VON DAMALS BIS HEUTE
Pete Townshend und die Who begannen ihre Karriere vor sieben Jahren. Von Anfang an war klar, dass man es hier nicht mit irgendeiner gewöhnlichen Gruppe zu tun hatte. Tumulte, Rauchbomben und Überfallkommandos machten jeden ihrer Auftritte zur Sensation. Pete: „Damals sagten wir manchmal aus Spass zum Publikum, dass vorne in der ersten Reihe noch fünf Plätze frei wären. Das hatte dann zur Folge, dass alle Leute nach vorne gerannt kamen. Viele Säle sind auf diese Weise total vernichtet worden. Es machte uns enorm Spass, wir wurden genau so wild, wie das Publikum und oft verschwanden wir von der Bühne, ohne auch nur eine Note gespielt zu haben. Aber auf die Dauer wirkte sich das äusserst frustrierend auf uns aus und alles endete oft in einem agressiven Melodrama.
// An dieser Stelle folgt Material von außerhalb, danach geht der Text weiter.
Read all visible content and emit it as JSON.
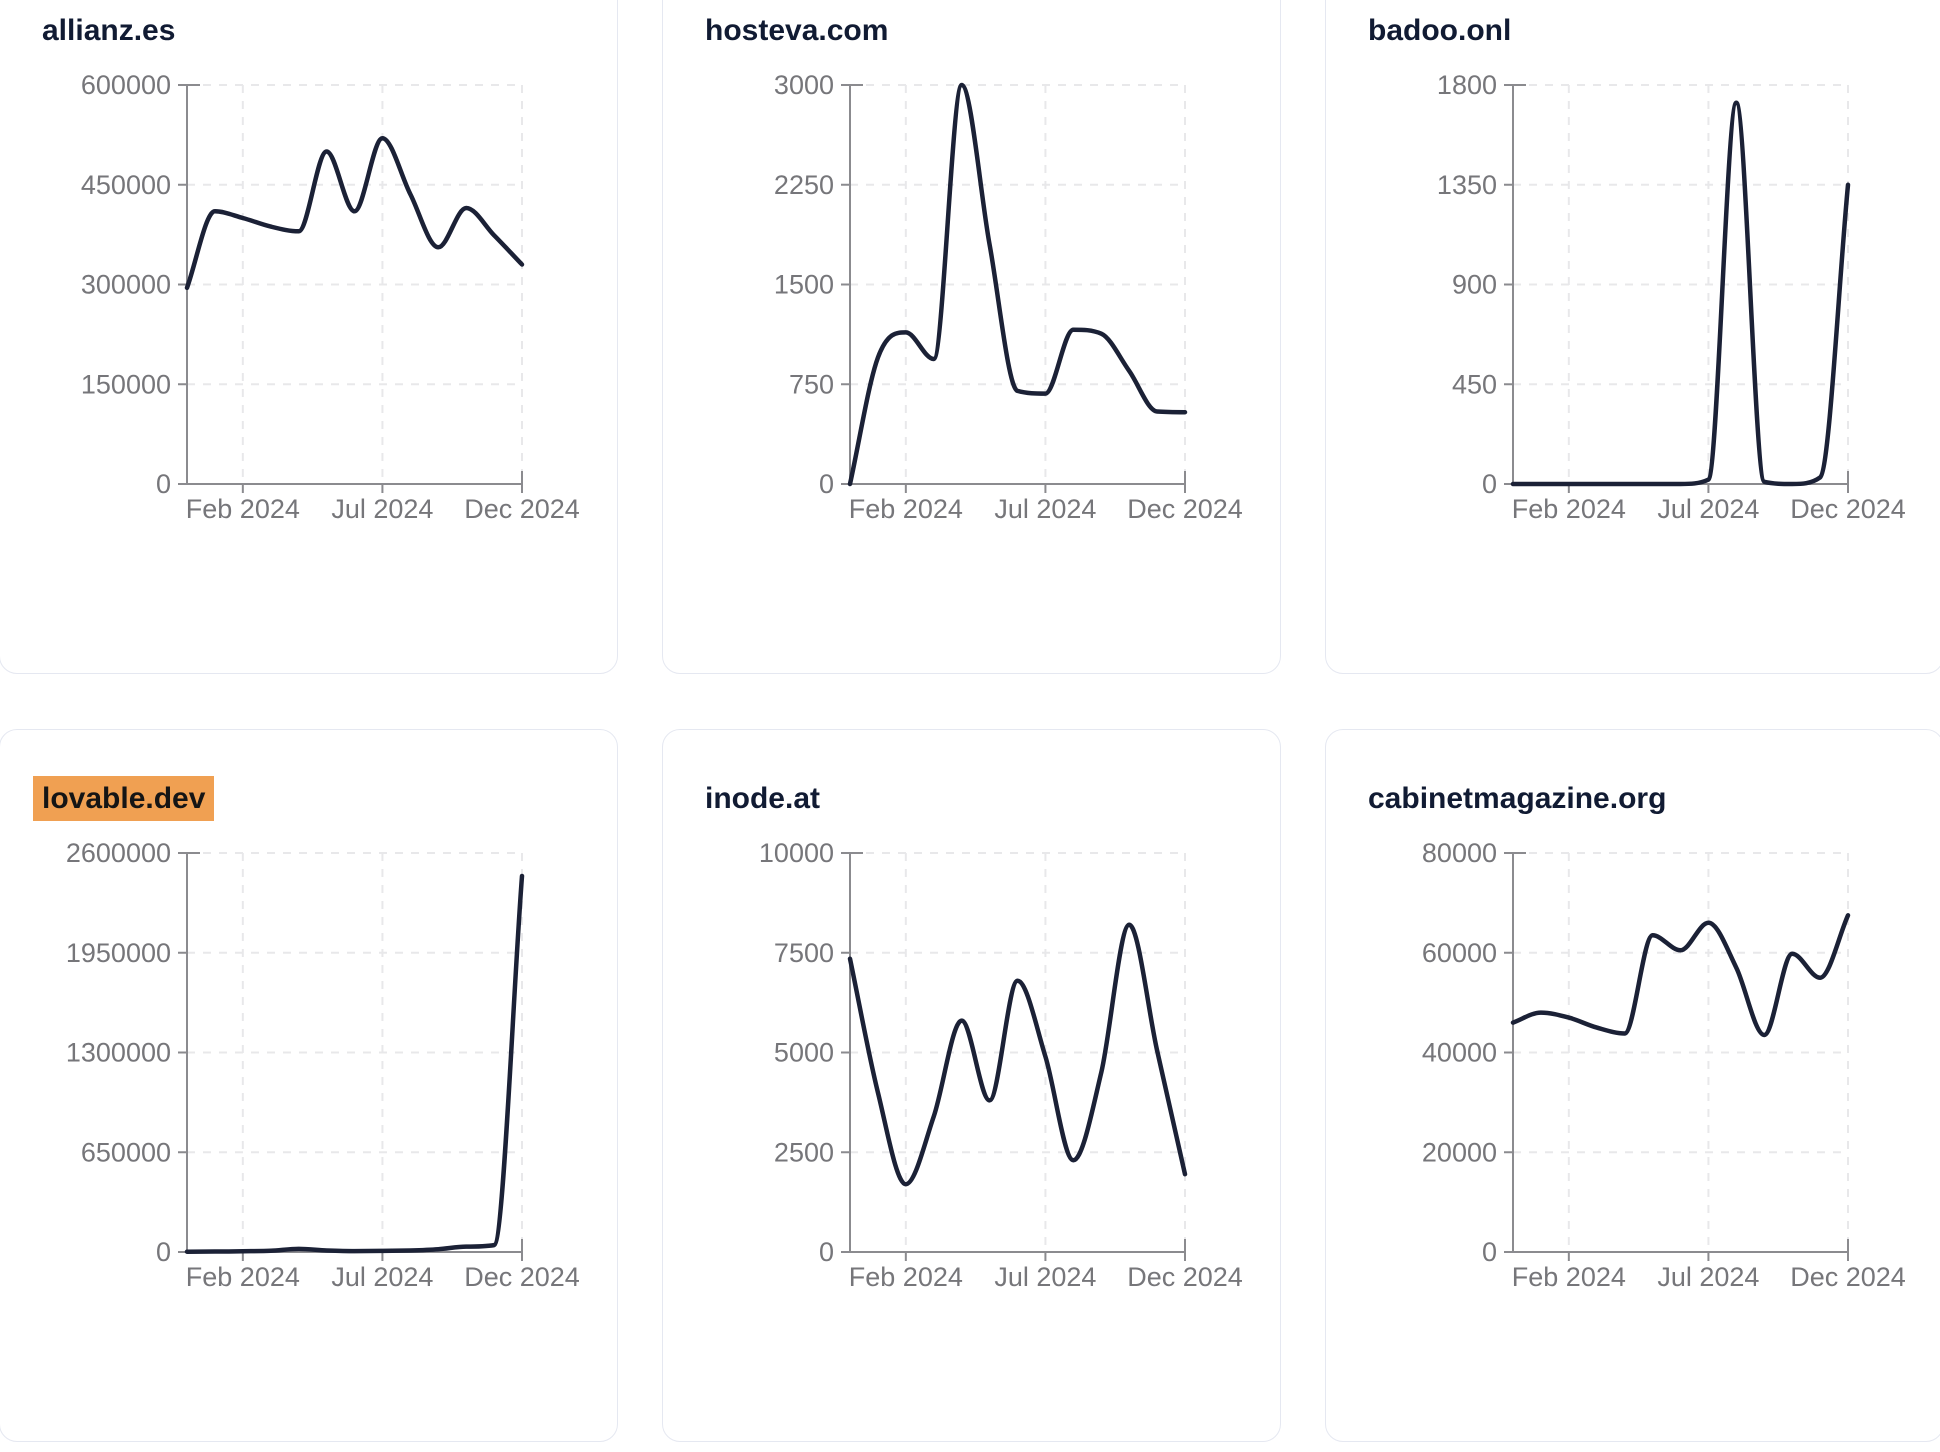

Heute jedoch, nach so vielen Jahren, kann ich mich selbst nicht mehr verstehen. Wie konnte ich nur zu solchen Dingen imstande sein? Alles veränderte sich schlagartig, als ich in der Ealing Art School das Mädchen kennenlernte, das heute meine Frau ist. Eine Ehe ist, wenn man sie gut führt, eine der besten Angelegenheiten, die es gibt. Ich bin davon überzeugt, dass sie der geistigen Reife dient Wenn gewisse Leute behaupten, dass die Ehe einen zu sehr fesselt und abhängig macht, so möchte ich das bestreiten. So etwas ist nämlich keine Sache der Bindung, sondern bedeutet, dass man sich dem Partner gibt. Und wenn das gelingt, hat man schon viel gewonnen. Es gibt übrigens noch einen Grund für meine veränderte Denkweise, nämlich die Entdeckung des indischen Philosophen Meher Baba. Die meisten seiner Anhänger bezeichnen ihn als den neuen Messias. Das ist natürlich heller Wahnsinn. Seine Lehre ist keine Religion oder Meditation. Ich sehe in ihm die Verkörperung von allem, was auf dieser Welt gut ist. Seine Art und Weise, zu schreiben, hat mich darauf hingewiesen, dass ich eine Verantwortung unserer Gesellschaft gegenüber habe. Ich bin stabiler und glücklicher geworden“.
EIN IDEALIST
Pete Townshend ist ein Idealist. Wenn sich von seinen Idealen auch nur die Hälfte verwirklichen würden, könnte er schon als zufriedener Mann Geschichte machen. Ohne Hoffnung auf eine Zukunft ist das Leben ohne Wert. Pete hat das begriffen und darum haben wir in diesem Artikel versucht, seinen brausenden Optimismus wiederzugeben. Wir hoffen, dass uns das ein bisschen gelungen ist. Die Hälfte ist schliesslich auch schon gut?